In her book If Then: How the Simulmatics Corporation Invented the Future, Lepore chronicles the rise of this early computer-based organization that pioneered the process of information collection. The company sliced and diced the data, and sold it all to businesses and governments in an effort to predict behavior, manipulate minds, sell products, win votes.
According to Lepore, politicians starting with Kennedy, Johnson and Nixon have used computerized research to select and distort information, and then craft messages to win the votes of specific audiences -- unions, suburbanites, students, African Americans, Latinos, women, men.
At the same time, Proctor & Gamble and other consumer goods companies targeted their ad campaigns to different market segments, from the working stiff to the suburban housewife to the Pepsi Generation.
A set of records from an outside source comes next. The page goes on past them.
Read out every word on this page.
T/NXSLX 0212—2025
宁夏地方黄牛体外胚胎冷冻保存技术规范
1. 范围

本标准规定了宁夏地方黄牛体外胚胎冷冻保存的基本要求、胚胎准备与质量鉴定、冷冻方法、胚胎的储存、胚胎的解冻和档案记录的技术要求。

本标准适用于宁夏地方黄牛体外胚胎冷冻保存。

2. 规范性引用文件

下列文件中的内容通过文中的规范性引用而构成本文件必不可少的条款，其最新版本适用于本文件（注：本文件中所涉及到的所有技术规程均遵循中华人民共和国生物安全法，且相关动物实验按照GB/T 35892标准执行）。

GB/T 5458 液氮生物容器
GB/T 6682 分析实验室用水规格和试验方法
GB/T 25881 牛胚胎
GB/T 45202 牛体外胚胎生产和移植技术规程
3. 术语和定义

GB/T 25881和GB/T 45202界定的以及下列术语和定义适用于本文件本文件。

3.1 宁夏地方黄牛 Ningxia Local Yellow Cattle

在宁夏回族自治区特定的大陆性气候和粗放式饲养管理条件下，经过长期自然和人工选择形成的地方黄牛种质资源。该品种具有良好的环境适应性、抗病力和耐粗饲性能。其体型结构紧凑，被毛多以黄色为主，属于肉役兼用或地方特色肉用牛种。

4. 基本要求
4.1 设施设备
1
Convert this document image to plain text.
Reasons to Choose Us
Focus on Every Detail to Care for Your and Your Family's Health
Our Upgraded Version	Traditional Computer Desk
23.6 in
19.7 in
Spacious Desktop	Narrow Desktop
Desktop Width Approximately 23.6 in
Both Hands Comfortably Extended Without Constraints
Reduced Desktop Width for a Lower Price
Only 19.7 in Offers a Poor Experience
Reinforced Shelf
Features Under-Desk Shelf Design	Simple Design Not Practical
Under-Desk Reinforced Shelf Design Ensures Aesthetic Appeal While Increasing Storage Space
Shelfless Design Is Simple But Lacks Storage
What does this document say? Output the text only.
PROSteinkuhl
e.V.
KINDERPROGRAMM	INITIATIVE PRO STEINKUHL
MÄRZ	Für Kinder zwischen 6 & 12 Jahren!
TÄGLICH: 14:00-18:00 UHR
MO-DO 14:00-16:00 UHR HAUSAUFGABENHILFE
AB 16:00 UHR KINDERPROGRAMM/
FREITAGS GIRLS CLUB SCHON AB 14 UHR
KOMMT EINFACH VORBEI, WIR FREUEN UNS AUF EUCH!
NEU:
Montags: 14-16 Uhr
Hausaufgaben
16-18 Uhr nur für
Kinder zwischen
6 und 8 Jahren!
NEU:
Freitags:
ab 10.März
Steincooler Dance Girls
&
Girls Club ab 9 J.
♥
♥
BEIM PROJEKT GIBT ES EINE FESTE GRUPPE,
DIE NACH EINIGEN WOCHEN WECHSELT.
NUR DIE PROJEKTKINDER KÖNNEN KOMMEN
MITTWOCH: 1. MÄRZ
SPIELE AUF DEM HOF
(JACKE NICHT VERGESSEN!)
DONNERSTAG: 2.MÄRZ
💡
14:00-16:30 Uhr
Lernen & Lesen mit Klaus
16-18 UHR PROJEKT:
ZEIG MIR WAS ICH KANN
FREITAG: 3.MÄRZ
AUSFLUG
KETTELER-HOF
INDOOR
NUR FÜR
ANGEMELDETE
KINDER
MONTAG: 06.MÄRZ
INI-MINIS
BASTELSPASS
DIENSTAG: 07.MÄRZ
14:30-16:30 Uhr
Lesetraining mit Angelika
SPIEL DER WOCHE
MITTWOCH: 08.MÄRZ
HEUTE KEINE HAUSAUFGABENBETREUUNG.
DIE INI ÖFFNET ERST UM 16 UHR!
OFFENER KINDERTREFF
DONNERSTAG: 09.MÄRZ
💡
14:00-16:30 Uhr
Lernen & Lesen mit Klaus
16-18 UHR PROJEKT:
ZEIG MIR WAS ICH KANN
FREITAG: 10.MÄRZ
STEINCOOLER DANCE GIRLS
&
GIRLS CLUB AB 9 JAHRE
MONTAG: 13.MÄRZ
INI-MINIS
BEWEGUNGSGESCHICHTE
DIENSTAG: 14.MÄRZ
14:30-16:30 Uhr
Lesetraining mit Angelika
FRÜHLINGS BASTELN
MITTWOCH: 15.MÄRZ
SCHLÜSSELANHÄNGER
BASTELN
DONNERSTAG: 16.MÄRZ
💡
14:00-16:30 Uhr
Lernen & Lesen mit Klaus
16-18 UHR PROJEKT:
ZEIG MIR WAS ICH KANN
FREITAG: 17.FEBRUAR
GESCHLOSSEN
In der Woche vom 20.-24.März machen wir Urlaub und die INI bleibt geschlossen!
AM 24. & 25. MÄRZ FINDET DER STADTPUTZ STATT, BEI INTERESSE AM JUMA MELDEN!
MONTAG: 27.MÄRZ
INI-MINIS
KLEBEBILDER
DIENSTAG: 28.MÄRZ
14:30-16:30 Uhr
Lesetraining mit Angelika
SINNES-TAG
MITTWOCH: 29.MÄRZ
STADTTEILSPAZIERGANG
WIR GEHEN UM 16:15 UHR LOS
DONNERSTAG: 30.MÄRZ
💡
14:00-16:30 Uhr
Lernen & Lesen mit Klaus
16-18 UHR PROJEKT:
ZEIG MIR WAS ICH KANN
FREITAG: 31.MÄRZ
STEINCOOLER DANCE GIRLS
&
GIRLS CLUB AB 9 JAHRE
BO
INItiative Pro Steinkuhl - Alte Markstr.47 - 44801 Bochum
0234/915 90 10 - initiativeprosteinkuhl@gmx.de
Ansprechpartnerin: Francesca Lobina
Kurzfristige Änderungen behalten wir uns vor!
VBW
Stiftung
Politicians wanted power. Corporations wanted money.Meanwhile, news organizations and university professors began to question the very notion of objective facts. New Journalists in the 1970s began to argue that everything is relative. Everyone's view of the world is colored by their own experience. There is no Truth. There is only your opinion.
As time went on, mass media carved the audience into thinner and thinner slices, tailoring their content to the interests of very specific groups. General interest magazines like Life and Look went out of business, replaced by specialized "lifestyle" publications. Then along came cable TV, again slicing up the audience to special interest groups. Gone were Ed Sullivan and Carol Burnett, replaced by the food network, the history channel, the shopping network, a dozen different sports channels -- and the left-wing and right-wing news channels.
The internet and social media have only made it worse. Organizations collect data, identify our interests, exploit our biases and enlist our sympathies -- all to sell us products or win our votes. It's a system, according to Lepore, that "manipulates opinion, exploits attention, divides voters, fractures communities, alienates individuals and undermines democracy."
Not all Big Data is bad. Computer-aided analysis helps build better buildings, safer cars, more effective medicines. It has opened up the mysteries of space, and can help us meet the challenge of climate change.
The problem is that we humans have a natural tendency to seek out information that confirms our pre-existing convictions, and we ignore or discredit information that runs counter to them. Or, as singer Paul Simon recognized many years ago, we all "hear what we want to hear and disregard the rest."
So what does this have to do with retirement, with older people? Well, we're supposed to have perspective, and pass on our wisdom. We should know that modern marketing, polarized politics and mean-spirited media all benefit by exploiting us and splitting us apart.
Younger people are less experienced, more credulous. We should remind each other, and tell our children: Don't allow yourselves to be "managed" into micro-markets just so corporations can sell more products or politicians can focus-group us into gender/race/class divisions to make us easier to manipulate and control.
We should not let market researchers and political operatives tell us what to think or do. But it takes a conscious effort to resist these divisive forces. We can greet messages with a skeptical eye -- especially those from "our own side" -- and we can check facts. (Take a look at Bob Lowry's excellent post at My Satisfying Retirement for some links to fact-checking sites.)
All knowledge is not biased. There are facts that are true beyond our own narrow views of the world. Or as Shakespeare said long ago: "There are more things in heaven and earth, Horatio, than are dreamt of in your philosophy."